My daughter encountered “Don’t Laugh” when she interned with the California Education Department’s violence prevention unit. She thought the song gives tips on who to pick on for callow bullies who don’t realize that a classmate wearing glasses or braces is victim-worthy.

Number 2 Pencil lives in fear of “over-earnest old hippies writing drippy songs.” She also recalls Yarrow’s 1970 conviction for sexual misconduct with a 14-year-old girl. Well, he didn’t laugh at her.


I just sold my house for the asking price to a couple with two little kids who claim they’re going to live in, not tear it down to build a bigger house. These days, buyers send a personal letter with a photo, as if the seller is putting the house up for adoption. I have to say: Cute children will be living in my house. Furthermore, they bought it as is, knowing they’ll have to deal with the termites and dry rot on their own dime. I can stay till late September, so my stuff can be moved directly to the new house instead of going into storage. Now all I have to do is figure out where the stager hid the wastebaskets, the salt and pepper, the Kleenex and the soap. Well, I have to decide what furniture of mine should be moved to the new house. John and I have some oak-teak issues to resolve.

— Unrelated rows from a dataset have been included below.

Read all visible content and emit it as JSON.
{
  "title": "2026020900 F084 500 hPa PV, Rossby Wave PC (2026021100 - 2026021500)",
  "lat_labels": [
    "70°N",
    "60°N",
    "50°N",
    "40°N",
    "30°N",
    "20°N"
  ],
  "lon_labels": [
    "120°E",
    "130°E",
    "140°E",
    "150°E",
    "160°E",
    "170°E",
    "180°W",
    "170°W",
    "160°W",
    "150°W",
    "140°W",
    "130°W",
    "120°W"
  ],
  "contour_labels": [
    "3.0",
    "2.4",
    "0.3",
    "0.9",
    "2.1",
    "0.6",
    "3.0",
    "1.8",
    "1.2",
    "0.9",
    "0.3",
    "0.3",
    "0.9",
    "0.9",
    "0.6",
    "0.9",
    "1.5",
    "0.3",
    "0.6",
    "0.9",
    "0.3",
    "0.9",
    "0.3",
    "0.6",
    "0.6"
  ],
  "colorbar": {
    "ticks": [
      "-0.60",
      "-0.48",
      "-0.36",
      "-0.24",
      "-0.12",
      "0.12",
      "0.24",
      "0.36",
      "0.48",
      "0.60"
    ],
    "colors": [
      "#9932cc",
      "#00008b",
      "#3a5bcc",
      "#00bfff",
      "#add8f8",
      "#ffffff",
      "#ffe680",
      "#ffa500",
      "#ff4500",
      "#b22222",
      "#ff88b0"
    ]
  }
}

Update: I forgot to mention the buyers’ daughter is a charter school student; their son is a preschooler.

Mathless teachers

Virginia will drop a basic skills test for would-be teachers which measures high-school-level reading, writing and math performance. Instead, the state will develop its own test of college-level reading and writing skills. Only math teachers will be tested on math knowledge.

Here are “advanced math” test prep questions for Praxis I, which is being abandoned. Thirty-five years out of high school, I can do these problems in my head. It’s hard to believe there are people smart enough to teach who can’t pass a basic math test. How are they going to average students’ grades?

Spa camp

Spa camp starts with manicures, Newsweek reports. Then the girls move on to scrubbing technique.

“Who knows why it’s important to moisturize after we exfoliate?” asks the counselor. “Um, ’cause the skin’s all open and stuff?” says Hannah Vandeventer, 12. “Right. Girls, rub in the cream.”

Instead of roughing it in the wilds, some summer campers are learning to luxuriate.

The adult resort Canyon Ranch now offers a Pilates-and-massage camp in Pennsylvania for teens, while Washington state’s Wolf Camp boasts a herbal-medicine-and-spa program. Of the estimated 10,000 overnight or day camps, more and more are offering specialty programs like stuntman school and fashion design to an increasingly sophisticated kid demographic.

Sophisticated or spoiled?

The southern California spa camp costs $1,400 a week, which includes yoga and etiquette.

The New York Times has a story on “fat camps” for overweight kids.